While I’ll have traditional “wall outlet” powered chargers for general use I also need to pick up a couple of nice solar chargers. It looks like a decent charger can be had for around $30 while those with larger more powerful panels that provide a faster charge can cost up to about $150. This may sound like a lot but when you consider that I have over $300 invested in standard AA batteries alone I think it’s the smart way to go.

Another option would be to wait until I have the solar system for my house configured which would eliminate the need for a separate solar system for battery charging but that’s likely to be a while. Plus, it’s always good to have backups and a portable system would be useful to have around. More on this soon, stand by.


6 Responses to Going Solar; First Steps; Baby Steps…

  1. Funny, I’m in the same boat with trying to use up the remaining disposable batteries and moving to the NiMH rechargables. Been trying to standardize on AA batteries for most everything, but still have some electronics that require D’s, AAA’s, and 9-volts. Don’t own any of the solar battery smart chargers, but the cheap outdoor solar garden/path lights can be used to put a bulk charge on AA NiMH batteries – then move them to the smart charger for the final charging phases. The solar lights come with a rechargable AA NiCad too, won’t last as long as the NiMH’s, but still usable.

    For the home solar system, have you thought about getting over the learning curve by starting with a small system first?

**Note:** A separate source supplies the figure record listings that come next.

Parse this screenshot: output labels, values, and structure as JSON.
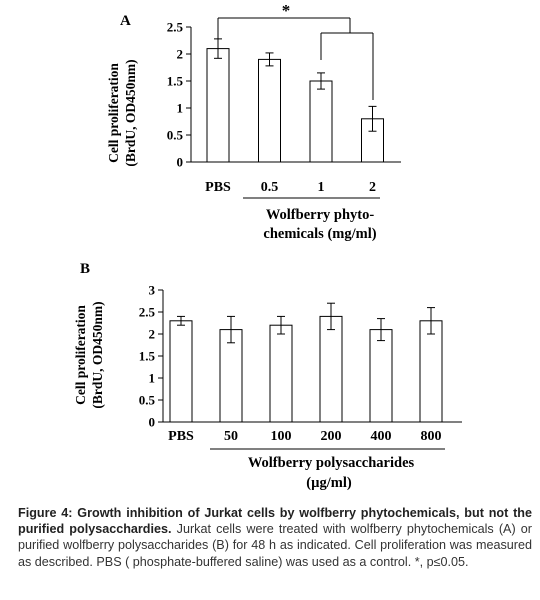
{
  "chart_data": [
    {
      "type": "bar",
      "panel_label": "A",
      "ylabel_line1": "Cell proliferation",
      "ylabel_line2": "(BrdU, OD450nm)",
      "ylim": [
        0,
        2.5
      ],
      "yticks": [
        "0",
        "0.5",
        "1",
        "1.5",
        "2",
        "2.5"
      ],
      "categories": [
        "PBS",
        "0.5",
        "1",
        "2"
      ],
      "values": [
        2.1,
        1.9,
        1.5,
        0.8
      ],
      "errors": [
        0.18,
        0.12,
        0.15,
        0.23
      ],
      "xlabel_line1": "Wolfberry phyto-",
      "xlabel_line2": "chemicals (mg/ml)",
      "significance": {
        "symbol": "*",
        "from": "PBS",
        "to": [
          "1",
          "2"
        ]
      },
      "bar_fill": "#ffffff",
      "bar_stroke": "#000000"
    },
    {
      "type": "bar",
      "panel_label": "B",
      "ylabel_line1": "Cell proliferation",
      "ylabel_line2": "(BrdU, OD450nm)",
      "ylim": [
        0,
        3
      ],
      "yticks": [
        "0",
        "0.5",
        "1",
        "1.5",
        "2",
        "2.5",
        "3"
      ],
      "categories": [
        "PBS",
        "50",
        "100",
        "200",
        "400",
        "800"
      ],
      "values": [
        2.3,
        2.1,
        2.2,
        2.4,
        2.1,
        2.3
      ],
      "errors": [
        0.1,
        0.3,
        0.2,
        0.3,
        0.25,
        0.3
      ],
      "xlabel_line1": "Wolfberry polysaccharides",
      "xlabel_line2": "(µg/ml)",
      "bar_fill": "#ffffff",
      "bar_stroke": "#000000"
    }
  ],
  "caption": {
    "bold": "Figure 4: Growth inhibition of Jurkat cells by wolfberry phytochemicals, but not the purified polysacchardies.",
    "text": " Jurkat cells were treated with wolfberry phytochemicals (A) or purified wolfberry polysaccharides (B) for 48 h as indicated. Cell proliferation was measured as described.  PBS ( phosphate-buffered saline) was used as a control.  *,  p≤0.05."
  }
}
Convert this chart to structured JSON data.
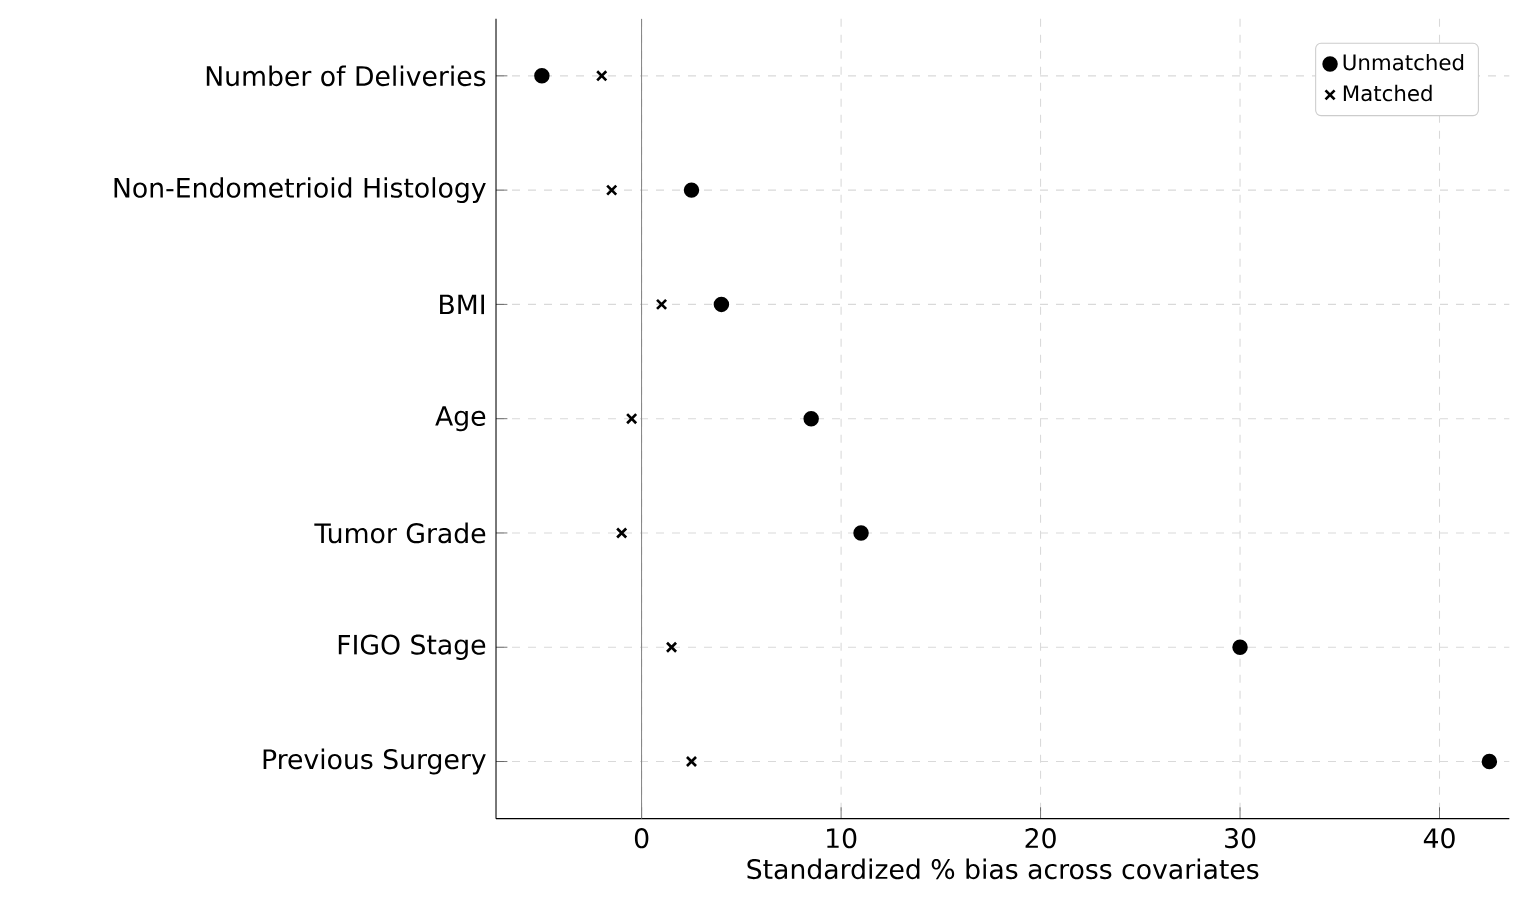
{
  "chart_data": {
    "type": "scatter",
    "orientation": "horizontal",
    "xlabel": "Standardized % bias across covariates",
    "categories": [
      "Number of Deliveries",
      "Non-Endometrioid Histology",
      "BMI",
      "Age",
      "Tumor Grade",
      "FIGO Stage",
      "Previous Surgery"
    ],
    "series": [
      {
        "name": "Unmatched",
        "color": "#000000",
        "marker": "circle",
        "values": [
          -5,
          2.5,
          4,
          8.5,
          11,
          30,
          42.5
        ]
      },
      {
        "name": "Matched",
        "color": "#000000",
        "marker": "cross",
        "values": [
          -2,
          -1.5,
          1,
          -0.5,
          -1,
          1.5,
          2.5
        ]
      }
    ],
    "xlim": [
      -7.3,
      43.5
    ],
    "xticks": [
      0,
      10,
      20,
      30,
      40
    ],
    "grid": true,
    "legend": "top right",
    "ref_lines": [
      {
        "axis": "x",
        "value": 0,
        "color": "#808080"
      }
    ]
  }
}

Something like this maybe:

    I started with a small system like this with 4 Trojan T-104 batteries years ago and it worked great for running a radio, lights, and a couple fans at our cottage. You’d still be better off than 95% of the population if the power goes out. I’d be very cautious about dropping big bucks into a multi-kilowatt system as your first exposure to alternative power. But if you decide to, might figure out your current average kWh usage per day from your electric bill, then cut back your electric usage as much as possible for one month to get an idea how large of a system you’ll need. That was a real eye-opener for us. Good luck.

  2. I went a bit further with my first solar baby steps. I’m still not sure whether it was worth the expense but I enjoy fiddling with the set-up anyway.

  3. I recently bought a Chicago Electric 45 watt system mentioned above at a Harbor Freight store on grand opening day. They had it on sale for $150. Pretty good setup in my limited knowledge. Couple of draw backs: the panel supports are not meant to be moved. Pretty stable once assembled but fall apart if you try to pick them up. Also the system comes with 2 lights that plug into 2 special sockets on the regulator. I was not able to find anything else that I could plug into those sockets- i’m guessing they are specifically dedicated for those lights. As you said- baby steps. Next step is to get some more deep cycle batteries

  4. About the rechargeables:

    They are good for a finite number of cycles, so be careful about using them during normal times.

    Most rechargeables don’t last as long as alkaline disposables. LI-Ion is an exception.

    re HF solar panels: Check online–I have read complaints.

  5. Thanks for the great advice everyone. I’m about to throw a new idea that I was discussing with Thoreau the other day at you and look forward to your comments!

  6. My husband and I have lived with a small affordable solar system for 13 years now. We put it together ourselves and it is amazing how quickly you learn how to do once you are depending on it. I run my business on the computers so it is big enough for that. Good luck on it!